La versión de The Mix de «Autobahn», uno de los temas más icónicos de Kraftwerk, ilustra tanto lo peor como lo mejor de este álbum. Durante gran parte de su duración, la nueva versión es irremediablemente inútil: un acorde de sintetizador con flanger por aquí, un ritmo acentuado por allá, pero con todo el espíritu fluido del original abandonado y obligado a encontrar su propio camino. En este contexto, la gloriosa ingenuidad de la melodía, cuya sublimidad se debe, al menos en parte, a su roce con la estupidez deslumbrante, suena insípida. Sin embargo, en el breakdown, las vibrantes armonías vocales del original están completamente trabajadas, y el resultado final suena como androides intentando emular el canto tirolés bávaro. En sí misma no es nada revolucionaria, pero evoca la idea de lo que The Mix podría haber sido si Kraftwerk hubiera optado por trabajar estas pistas de forma radical, en lugar de actualizarlas al estándar de la industria de la música dance de principios de los noventa.

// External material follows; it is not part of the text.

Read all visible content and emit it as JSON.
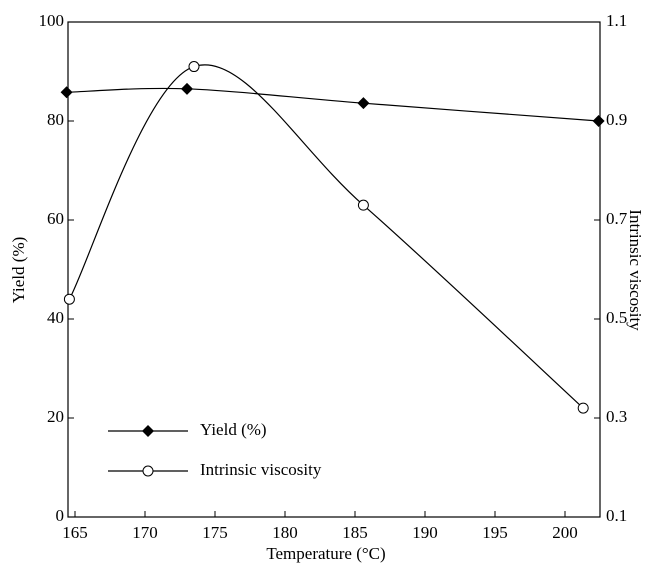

Aunque duela admitirlo, el juicio de Emil Schult, colaborador de Kraftwerk desde hace mucho tiempo (quien pintó la portada original de Autobahn y, en efecto, el “quinto robot”, ayudó a la banda a formular gran parte de su gramática visual y temática) parece acertado al considerar The Mix: “¿Leonardo Da Vinci habría recuperado a la Mona Lisa y la habría repintado? Supongo que no. ‘Autobahn’ no necesitaba un remix de Kraftwerk“.
Ciertamente, el camino que había tomado la banda desde Electric Cafe no fue del agrado de dos de sus miembros. Wolfgang Flür y Karl Bartos, socios menores de Ralf Hütter y Florian Schneider desde 1974, se marcharon en 1989 y 1991, respectivamente. Flür declaró que se resistía a convertirse en «el cuidador mejor pagado del laboratorio de sonido más famoso del mundo», mientras que Bartos declaró memorablemente en 1993 que «a finales de los ochenta, Kraftwerk era un gigante paralizado. La estructura interna no permitía nuevas ideas». Dada la escasez de nuevas ideas en The Mix y la aparente ausencia de material nuevo, sus palabras resultaron deprimentemente precisas.